Thin books rule went out the window on our last day in Bergen as I had long finished my copy of Midnight Sun and now had some space left in the luggage after giving away our presents that we had taken with us for friends and family as our travels took us north. Now the real hunt was on for the 5th volume of the Min Kamp (My Struggle) series by Karl Ove Knausgård entitled (at least in the English versions) ‘Some Rain Must Fall’ which is a wrist-breaker-of-a-book. We thought of getting another bag just to take my new book home with me, or maybe getting it a seat on the plane. The book highlights Knausgård’s years living in Bergen, and I am getting to travel the city again having been to many of the streets, cafés and locations that are mentioned in the book. In a way it is a holiday after the holiday ever time I open up the book for a read.
C – Cold Water
Despite all the warnings of it being the rainiest place in Europe, Bergen proved to be sunny for the time we were there. As soon as we had boarded the airplane bound for return trip to Germany we were grounded due to a large thunderstorm. Maybe we really did bring the sun with us.

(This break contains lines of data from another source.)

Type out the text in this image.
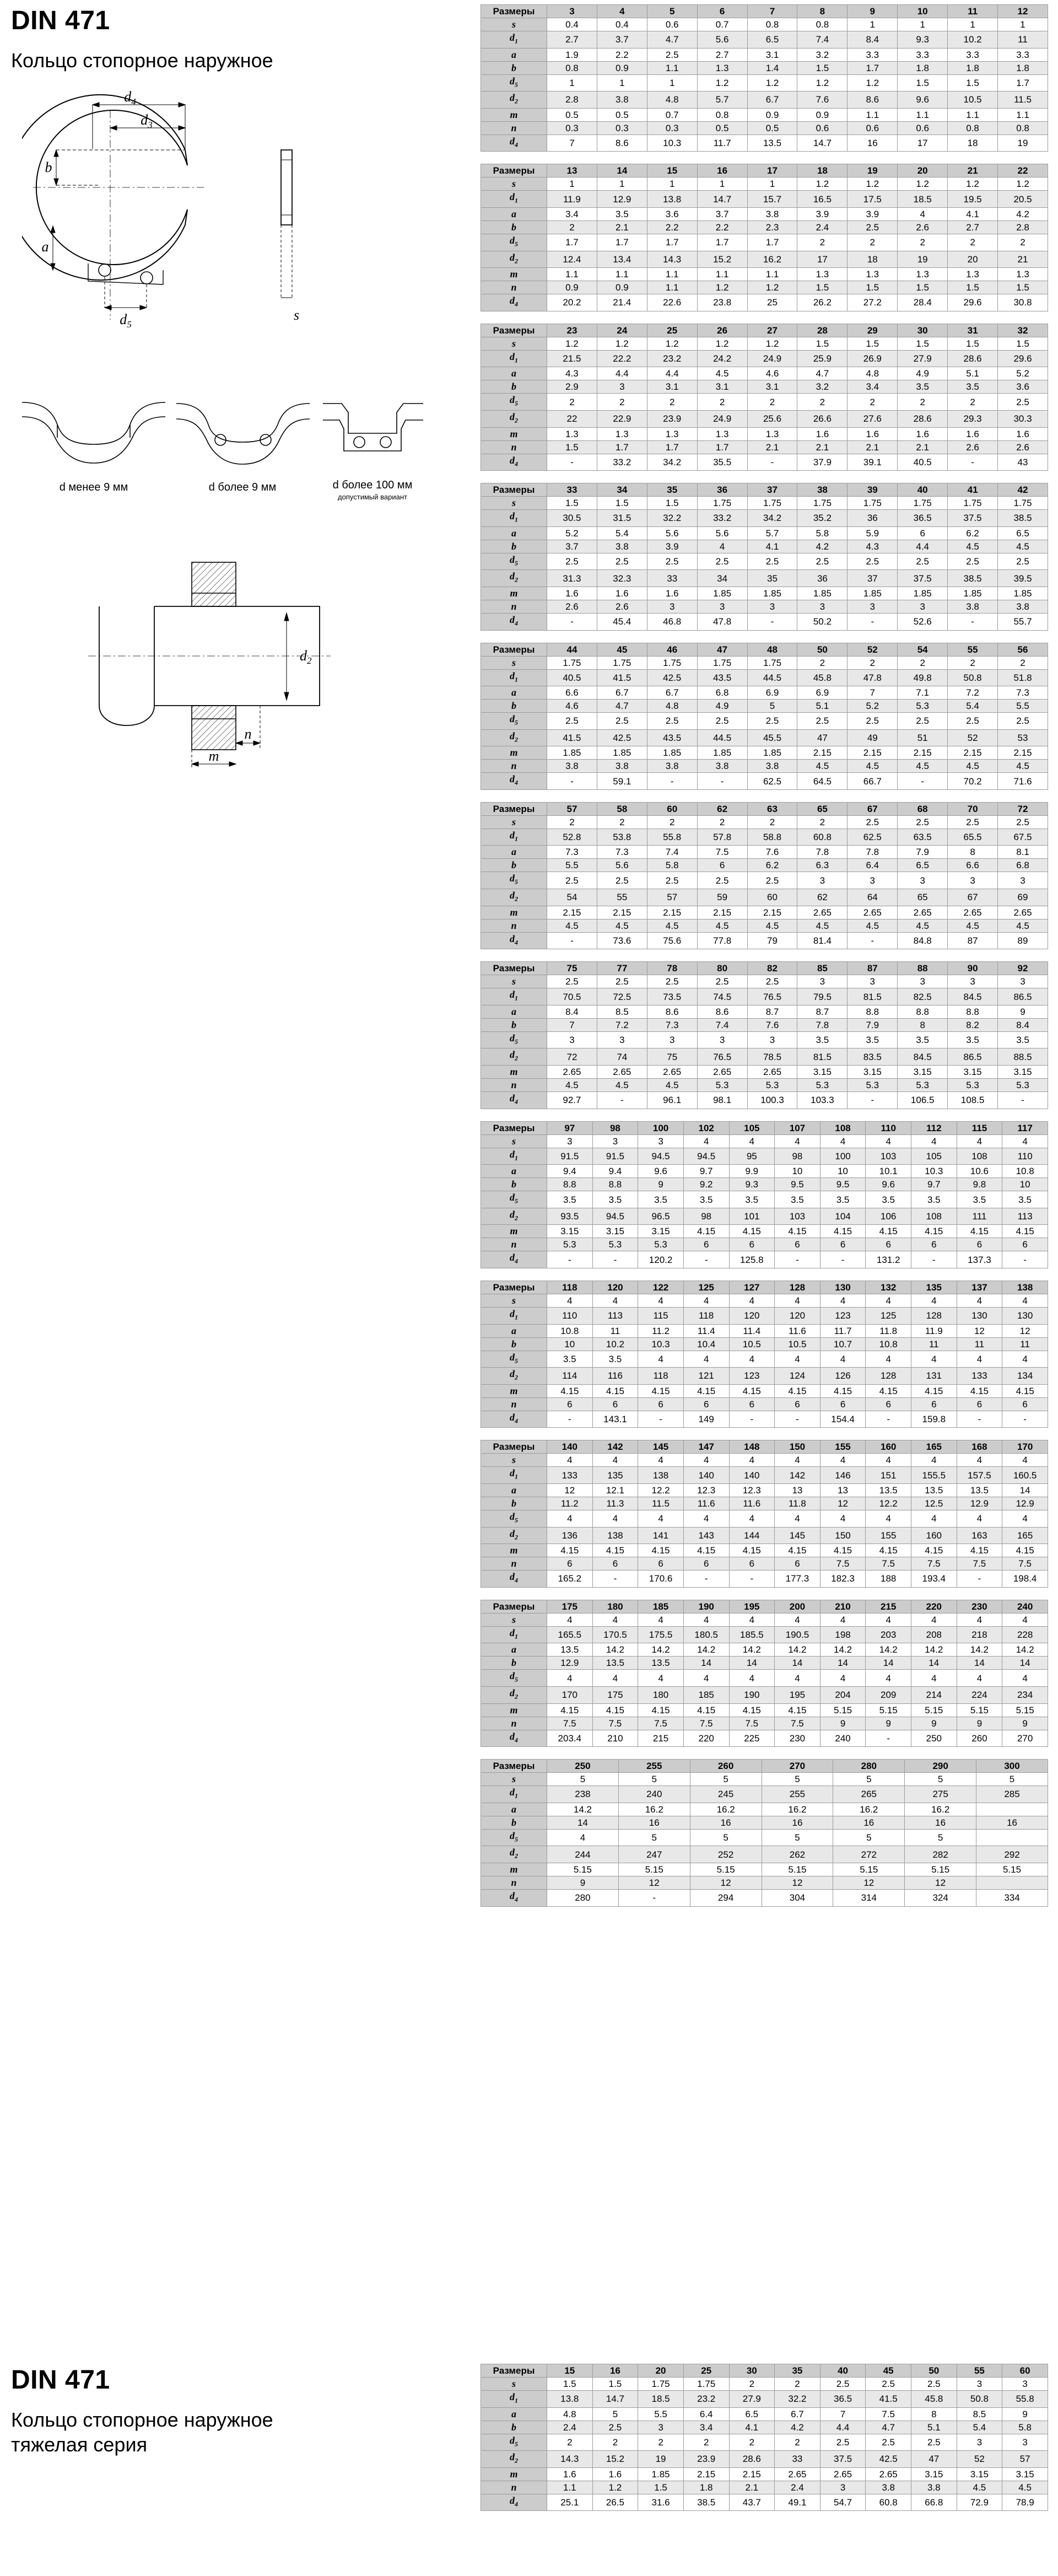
DIN 471
Кольцо стопорное наружное
$d_4$
$d_3$
b
a
$d_5$
s
d менее 9 мм	d более 9 мм	d более 100 мм
допустимый вариант
$d_2$
n
m
DIN 471
Кольцо стопорное наружное
тяжелая серия
Размеры	3	4	5	6	7	8	9	10	11	12
s	0.4	0.4	0.6	0.7	0.8	0.8	1	1	1	1
$d_1$	2.7	3.7	4.7	5.6	6.5	7.4	8.4	9.3	10.2	11
a	1.9	2.2	2.5	2.7	3.1	3.2	3.3	3.3	3.3	3.3
b	0.8	0.9	1.1	1.3	1.4	1.5	1.7	1.8	1.8	1.8
$d_5$	1	1	1	1.2	1.2	1.2	1.2	1.5	1.5	1.7
$d_2$	2.8	3.8	4.8	5.7	6.7	7.6	8.6	9.6	10.5	11.5
m	0.5	0.5	0.7	0.8	0.9	0.9	1.1	1.1	1.1	1.1
n	0.3	0.3	0.3	0.5	0.5	0.6	0.6	0.6	0.8	0.8
$d_4$	7	8.6	10.3	11.7	13.5	14.7	16	17	18	19
Размеры	13	14	15	16	17	18	19	20	21	22
s	1	1	1	1	1	1.2	1.2	1.2	1.2	1.2
$d_1$	11.9	12.9	13.8	14.7	15.7	16.5	17.5	18.5	19.5	20.5
a	3.4	3.5	3.6	3.7	3.8	3.9	3.9	4	4.1	4.2
b	2	2.1	2.2	2.2	2.3	2.4	2.5	2.6	2.7	2.8
$d_5$	1.7	1.7	1.7	1.7	1.7	2	2	2	2	2
$d_2$	12.4	13.4	14.3	15.2	16.2	17	18	19	20	21
m	1.1	1.1	1.1	1.1	1.1	1.3	1.3	1.3	1.3	1.3
n	0.9	0.9	1.1	1.2	1.2	1.5	1.5	1.5	1.5	1.5
$d_4$	20.2	21.4	22.6	23.8	25	26.2	27.2	28.4	29.6	30.8
Размеры	23	24	25	26	27	28	29	30	31	32
s	1.2	1.2	1.2	1.2	1.2	1.5	1.5	1.5	1.5	1.5
$d_1$	21.5	22.2	23.2	24.2	24.9	25.9	26.9	27.9	28.6	29.6
a	4.3	4.4	4.4	4.5	4.6	4.7	4.8	4.9	5.1	5.2
b	2.9	3	3.1	3.1	3.1	3.2	3.4	3.5	3.5	3.6
$d_5$	2	2	2	2	2	2	2	2	2	2.5
$d_2$	22	22.9	23.9	24.9	25.6	26.6	27.6	28.6	29.3	30.3
m	1.3	1.3	1.3	1.3	1.3	1.6	1.6	1.6	1.6	1.6
n	1.5	1.7	1.7	1.7	2.1	2.1	2.1	2.1	2.6	2.6
$d_4$	-	33.2	34.2	35.5	-	37.9	39.1	40.5	-	43
Размеры	33	34	35	36	37	38	39	40	41	42
s	1.5	1.5	1.5	1.75	1.75	1.75	1.75	1.75	1.75	1.75
$d_1$	30.5	31.5	32.2	33.2	34.2	35.2	36	36.5	37.5	38.5
a	5.2	5.4	5.6	5.6	5.7	5.8	5.9	6	6.2	6.5
b	3.7	3.8	3.9	4	4.1	4.2	4.3	4.4	4.5	4.5
$d_5$	2.5	2.5	2.5	2.5	2.5	2.5	2.5	2.5	2.5	2.5
$d_2$	31.3	32.3	33	34	35	36	37	37.5	38.5	39.5
m	1.6	1.6	1.6	1.85	1.85	1.85	1.85	1.85	1.85	1.85
n	2.6	2.6	3	3	3	3	3	3	3.8	3.8
$d_4$	-	45.4	46.8	47.8	-	50.2	-	52.6	-	55.7
Размеры	44	45	46	47	48	50	52	54	55	56
s	1.75	1.75	1.75	1.75	1.75	2	2	2	2	2
$d_1$	40.5	41.5	42.5	43.5	44.5	45.8	47.8	49.8	50.8	51.8
a	6.6	6.7	6.7	6.8	6.9	6.9	7	7.1	7.2	7.3
b	4.6	4.7	4.8	4.9	5	5.1	5.2	5.3	5.4	5.5
$d_5$	2.5	2.5	2.5	2.5	2.5	2.5	2.5	2.5	2.5	2.5
$d_2$	41.5	42.5	43.5	44.5	45.5	47	49	51	52	53
m	1.85	1.85	1.85	1.85	1.85	2.15	2.15	2.15	2.15	2.15
n	3.8	3.8	3.8	3.8	3.8	4.5	4.5	4.5	4.5	4.5
$d_4$	-	59.1	-	-	62.5	64.5	66.7	-	70.2	71.6
Размеры	57	58	60	62	63	65	67	68	70	72
s	2	2	2	2	2	2	2.5	2.5	2.5	2.5
$d_1$	52.8	53.8	55.8	57.8	58.8	60.8	62.5	63.5	65.5	67.5
a	7.3	7.3	7.4	7.5	7.6	7.8	7.8	7.9	8	8.1
b	5.5	5.6	5.8	6	6.2	6.3	6.4	6.5	6.6	6.8
$d_5$	2.5	2.5	2.5	2.5	2.5	3	3	3	3	3
$d_2$	54	55	57	59	60	62	64	65	67	69
m	2.15	2.15	2.15	2.15	2.15	2.65	2.65	2.65	2.65	2.65
n	4.5	4.5	4.5	4.5	4.5	4.5	4.5	4.5	4.5	4.5
$d_4$	-	73.6	75.6	77.8	79	81.4	-	84.8	87	89
Размеры	75	77	78	80	82	85	87	88	90	92
s	2.5	2.5	2.5	2.5	2.5	3	3	3	3	3
$d_1$	70.5	72.5	73.5	74.5	76.5	79.5	81.5	82.5	84.5	86.5
a	8.4	8.5	8.6	8.6	8.7	8.7	8.8	8.8	8.8	9
b	7	7.2	7.3	7.4	7.6	7.8	7.9	8	8.2	8.4
$d_5$	3	3	3	3	3	3.5	3.5	3.5	3.5	3.5
$d_2$	72	74	75	76.5	78.5	81.5	83.5	84.5	86.5	88.5
m	2.65	2.65	2.65	2.65	2.65	3.15	3.15	3.15	3.15	3.15
n	4.5	4.5	4.5	5.3	5.3	5.3	5.3	5.3	5.3	5.3
$d_4$	92.7	-	96.1	98.1	100.3	103.3	-	106.5	108.5	-
Размеры	97	98	100	102	105	107	108	110	112	115	117
s	3	3	3	4	4	4	4	4	4	4	4
$d_1$	91.5	91.5	94.5	94.5	95	98	100	103	105	108	110
a	9.4	9.4	9.6	9.7	9.9	10	10	10.1	10.3	10.6	10.8
b	8.8	8.8	9	9.2	9.3	9.5	9.5	9.6	9.7	9.8	10
$d_5$	3.5	3.5	3.5	3.5	3.5	3.5	3.5	3.5	3.5	3.5	3.5
$d_2$	93.5	94.5	96.5	98	101	103	104	106	108	111	113
m	3.15	3.15	3.15	4.15	4.15	4.15	4.15	4.15	4.15	4.15	4.15
n	5.3	5.3	5.3	6	6	6	6	6	6	6	6
$d_4$	-	-	120.2	-	125.8	-	-	131.2	-	137.3	-
Размеры	118	120	122	125	127	128	130	132	135	137	138
s	4	4	4	4	4	4	4	4	4	4	4
$d_1$	110	113	115	118	120	120	123	125	128	130	130
a	10.8	11	11.2	11.4	11.4	11.6	11.7	11.8	11.9	12	12
b	10	10.2	10.3	10.4	10.5	10.5	10.7	10.8	11	11	11
$d_5$	3.5	3.5	4	4	4	4	4	4	4	4	4
$d_2$	114	116	118	121	123	124	126	128	131	133	134
m	4.15	4.15	4.15	4.15	4.15	4.15	4.15	4.15	4.15	4.15	4.15
n	6	6	6	6	6	6	6	6	6	6	6
$d_4$	-	143.1	-	149	-	-	154.4	-	159.8	-	-
Размеры	140	142	145	147	148	150	155	160	165	168	170
s	4	4	4	4	4	4	4	4	4	4	4
$d_1$	133	135	138	140	140	142	146	151	155.5	157.5	160.5
a	12	12.1	12.2	12.3	12.3	13	13	13.5	13.5	13.5	14
b	11.2	11.3	11.5	11.6	11.6	11.8	12	12.2	12.5	12.9	12.9
$d_5$	4	4	4	4	4	4	4	4	4	4	4
$d_2$	136	138	141	143	144	145	150	155	160	163	165
m	4.15	4.15	4.15	4.15	4.15	4.15	4.15	4.15	4.15	4.15	4.15
n	6	6	6	6	6	6	7.5	7.5	7.5	7.5	7.5
$d_4$	165.2	-	170.6	-	-	177.3	182.3	188	193.4	-	198.4
Размеры	175	180	185	190	195	200	210	215	220	230	240
s	4	4	4	4	4	4	4	4	4	4	4
$d_1$	165.5	170.5	175.5	180.5	185.5	190.5	198	203	208	218	228
a	13.5	14.2	14.2	14.2	14.2	14.2	14.2	14.2	14.2	14.2	14.2
b	12.9	13.5	13.5	14	14	14	14	14	14	14	14
$d_5$	4	4	4	4	4	4	4	4	4	4	4
$d_2$	170	175	180	185	190	195	204	209	214	224	234
m	4.15	4.15	4.15	4.15	4.15	4.15	5.15	5.15	5.15	5.15	5.15
n	7.5	7.5	7.5	7.5	7.5	7.5	9	9	9	9	9
$d_4$	203.4	210	215	220	225	230	240	-	250	260	270
Размеры	250	255	260	270	280	290	300
s	5	5	5	5	5	5	5
$d_1$	238	240	245	255	265	275	285
a	14.2	16.2	16.2	16.2	16.2	16.2	
b	14	16	16	16	16	16	16
$d_5$	4	5	5	5	5	5	
$d_2$	244	247	252	262	272	282	292
m	5.15	5.15	5.15	5.15	5.15	5.15	5.15
n	9	12	12	12	12	12	
$d_4$	280	-	294	304	314	324	334
Размеры	15	16	20	25	30	35	40	45	50	55	60
s	1.5	1.5	1.75	1.75	2	2	2.5	2.5	2.5	3	3
$d_1$	13.8	14.7	18.5	23.2	27.9	32.2	36.5	41.5	45.8	50.8	55.8
a	4.8	5	5.5	6.4	6.5	6.7	7	7.5	8	8.5	9
b	2.4	2.5	3	3.4	4.1	4.2	4.4	4.7	5.1	5.4	5.8
$d_5$	2	2	2	2	2	2	2.5	2.5	2.5	3	3
$d_2$	14.3	15.2	19	23.9	28.6	33	37.5	42.5	47	52	57
m	1.6	1.6	1.85	2.15	2.15	2.65	2.65	2.65	3.15	3.15	3.15
n	1.1	1.2	1.5	1.8	2.1	2.4	3	3.8	3.8	4.5	4.5
$d_4$	25.1	26.5	31.6	38.5	43.7	49.1	54.7	60.8	66.8	72.9	78.9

On a couple of warm sunny days we went swimming in the Bergen harbour at the ‘pool’ which is more than just a pool, rather it is a sauna and warm saltwater swimming pool with diving boards off the cliffs into the fjord. This place summarized all the swimming holes of the North Shore in Vancouver, and others along the coast of Vancouver Island. I love swimming in saltwater even if it is a water temperature of 14-16 Celsius. Jumping off the diving board and watching out for ghostly pale jellyfish the size of dinner plates was worth it, especially as cruise ships entered the harbour and waving passengers looked shocked to see tanned Norwegians and tourists alike, springing into the dark water made choppy with the wake of boat traffic.
In almost every situation, not only at the poolside, did I find Norwegians striking up conversations. Usually I was addressed first in Norsk and once people figured out that I was an English speaker we enjoyed many short chats with the locals who liked to joke and were generally easygoing and relaxed.
I remain deeply impressed by Norway, from what little I was able to see of it, and could easily continue with an alphabet of new letters like ø and å of enthusiastic sights and stories.